Last night as I was running my second 5k in as many weeks, I realized– this is a race, so race it. I never used to wear headphones during races because I felt it was my time to focus on the goal. As my times started to steady, I became more interested in escaping the anxiety of racing and so I started listening to music. While I wasn’t listening to music in my last two races, I realized I may have lost my will in races – to not just truck along, but to really push myself. You can always die after the finish line, but you better make it past it first!
My first mile came up faster than expected, my second was slow as I tend to get in the middle miles, and my third, I kicked it up a notch after my competitive streak finally kicked in. There was a girl I was neck and neck with. It was almost enjoyable running behind her because she had these intricate straps on the back of her sports bra that I was admiring. But when she muttered to me, “let’s keep it up,” my racing anxiety kicked in. At that moment, just like any other when I’m pacing against someone else, my inner voice starts freaking — “don’t let them win!” vs. “let them go ahead, end this anxiety!” For a moment I thought, it’s okay if she gets a little ahead, as long as I stay close behind, I’ll surely get her in the end. But then I thought, this is a race. It’s like when I’m driving a car on the highway and all of a sudden I notice I’m going 55, when I should be going 65. I push harder on the pedal and kick it up a notch. It’s not like it takes much more energy for me to do, I just need to stay present and focused so I so don’t start slowing down again. With that in mind, I kicked it up a notch. As I shifted gears, I could tell she was trying to stay with me, but she wasn’t going to be able to stay next to me. With less than a mile to go, I thought about my recent 800m (1/2mi) track repeats, which if you added two together were a sub 7-minute mile. I knew I had the speed. My competitive spirit pushed me all the way to the finish, pushing past the others around me.

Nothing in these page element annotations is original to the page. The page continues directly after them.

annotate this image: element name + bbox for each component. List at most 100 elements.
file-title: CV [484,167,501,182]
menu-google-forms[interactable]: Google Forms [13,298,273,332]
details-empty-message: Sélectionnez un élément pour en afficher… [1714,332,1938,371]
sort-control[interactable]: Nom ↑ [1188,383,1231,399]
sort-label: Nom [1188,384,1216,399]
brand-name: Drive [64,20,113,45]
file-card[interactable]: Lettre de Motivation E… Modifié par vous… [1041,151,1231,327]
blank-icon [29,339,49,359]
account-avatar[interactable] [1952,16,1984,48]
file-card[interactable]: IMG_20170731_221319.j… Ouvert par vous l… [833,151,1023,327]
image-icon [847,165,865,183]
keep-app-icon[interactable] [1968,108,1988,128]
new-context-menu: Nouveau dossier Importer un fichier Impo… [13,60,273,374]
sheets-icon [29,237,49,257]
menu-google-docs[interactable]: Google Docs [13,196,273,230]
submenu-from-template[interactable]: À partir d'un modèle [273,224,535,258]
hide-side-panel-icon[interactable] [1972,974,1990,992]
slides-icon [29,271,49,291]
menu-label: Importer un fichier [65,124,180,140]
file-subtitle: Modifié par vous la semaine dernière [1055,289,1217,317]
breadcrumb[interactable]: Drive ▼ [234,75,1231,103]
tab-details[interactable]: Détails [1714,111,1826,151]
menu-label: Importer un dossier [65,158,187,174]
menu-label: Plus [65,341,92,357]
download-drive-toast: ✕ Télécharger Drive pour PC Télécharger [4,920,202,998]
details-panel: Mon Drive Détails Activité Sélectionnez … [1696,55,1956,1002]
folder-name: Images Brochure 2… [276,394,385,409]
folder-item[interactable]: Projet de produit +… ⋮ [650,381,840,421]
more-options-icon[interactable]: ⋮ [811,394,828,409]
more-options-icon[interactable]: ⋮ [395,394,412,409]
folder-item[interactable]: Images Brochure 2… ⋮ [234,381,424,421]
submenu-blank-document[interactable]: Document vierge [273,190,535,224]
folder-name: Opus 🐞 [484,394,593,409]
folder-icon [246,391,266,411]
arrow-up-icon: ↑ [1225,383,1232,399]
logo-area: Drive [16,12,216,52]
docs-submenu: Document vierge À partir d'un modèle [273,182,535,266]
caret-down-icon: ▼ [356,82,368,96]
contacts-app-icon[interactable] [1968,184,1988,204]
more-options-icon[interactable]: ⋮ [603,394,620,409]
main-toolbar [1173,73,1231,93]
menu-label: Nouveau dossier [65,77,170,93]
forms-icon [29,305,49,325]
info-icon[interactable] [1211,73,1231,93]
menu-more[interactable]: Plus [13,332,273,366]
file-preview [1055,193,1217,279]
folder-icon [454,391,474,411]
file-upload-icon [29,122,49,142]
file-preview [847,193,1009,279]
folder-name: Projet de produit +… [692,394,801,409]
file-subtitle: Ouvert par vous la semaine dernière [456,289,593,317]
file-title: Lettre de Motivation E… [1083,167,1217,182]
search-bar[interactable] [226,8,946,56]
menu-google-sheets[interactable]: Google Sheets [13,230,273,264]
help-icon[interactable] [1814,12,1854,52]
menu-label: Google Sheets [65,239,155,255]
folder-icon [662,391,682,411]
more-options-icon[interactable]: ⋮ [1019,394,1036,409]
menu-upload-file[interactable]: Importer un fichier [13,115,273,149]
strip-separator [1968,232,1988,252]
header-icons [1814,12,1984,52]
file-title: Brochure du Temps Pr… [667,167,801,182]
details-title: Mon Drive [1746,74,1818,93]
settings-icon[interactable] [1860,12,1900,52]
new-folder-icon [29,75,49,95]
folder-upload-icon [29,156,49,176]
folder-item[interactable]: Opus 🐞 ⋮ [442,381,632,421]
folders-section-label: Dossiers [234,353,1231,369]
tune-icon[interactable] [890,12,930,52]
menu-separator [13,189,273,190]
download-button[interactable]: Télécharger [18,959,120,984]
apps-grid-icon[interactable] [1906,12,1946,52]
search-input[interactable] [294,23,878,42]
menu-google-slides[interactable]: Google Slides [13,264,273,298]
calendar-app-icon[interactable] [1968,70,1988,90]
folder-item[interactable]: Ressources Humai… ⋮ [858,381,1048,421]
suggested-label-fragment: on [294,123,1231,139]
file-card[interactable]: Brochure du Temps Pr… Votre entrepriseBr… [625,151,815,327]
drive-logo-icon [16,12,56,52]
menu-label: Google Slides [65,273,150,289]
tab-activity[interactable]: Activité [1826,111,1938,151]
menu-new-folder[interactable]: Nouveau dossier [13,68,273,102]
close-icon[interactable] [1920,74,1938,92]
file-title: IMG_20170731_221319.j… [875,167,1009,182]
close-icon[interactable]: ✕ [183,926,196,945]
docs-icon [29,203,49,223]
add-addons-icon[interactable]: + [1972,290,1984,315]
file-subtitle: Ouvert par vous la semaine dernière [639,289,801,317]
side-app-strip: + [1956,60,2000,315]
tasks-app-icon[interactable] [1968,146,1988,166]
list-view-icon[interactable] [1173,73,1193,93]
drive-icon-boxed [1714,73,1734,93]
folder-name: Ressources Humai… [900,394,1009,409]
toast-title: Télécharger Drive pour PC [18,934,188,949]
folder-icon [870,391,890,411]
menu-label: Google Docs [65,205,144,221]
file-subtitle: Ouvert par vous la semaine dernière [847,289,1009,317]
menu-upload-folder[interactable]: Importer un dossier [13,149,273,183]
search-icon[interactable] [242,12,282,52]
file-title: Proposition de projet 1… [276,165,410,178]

After staggering toward the water, I noticed my competitor and congratulated her on the race and thanked her for the push. I also muttered something about liking her sports bra, but I was a bit out of it at the moment and I don’t think she understood what I was talking about. I then bumped into a few people as I made my way to the side of the finish area to wipe my eyes. Sweat was pouring in and blinding me. I couldn’t just wipe my eyes since I had mascara on, and my shirt was too sweaty to absorb anything. So I just kept wiping my forehead for a while until I managed to clear the way of future sweat and was able to continue on.
So far this summer, I’ve run 3 5ks.
|RACE||OFFICIAL||MILE 1||MILE 2||MILE 3|
|6.7 Prospect P||23:54 / 7:43||7:46 (HR 174)||7:36 (HR 165)||7:39 (HR 165)|
|7.17 Prospect P||24:03 / 7:54||7:45 (HR 157)||8:16 (HR 166)||7:37 (HR 166)|
|7.27 Central P||23:04 / 7:26||7:18 (HR 159)||7:38 (HR 167)||7:09 (HR 169)|
Race 1, 58% I was running in perform zone (80% of HR) and 41% in peak (90% of HR)
Race 2, 80% I was running in perform zone (80% of HR)
Race 3, 57% I was running in perform (80% of HR) and 39% in peak (90% of HR)
I don’t quite understand heart rate, but it’s interesting when you look at it compared to my varying paces. Any insight into this?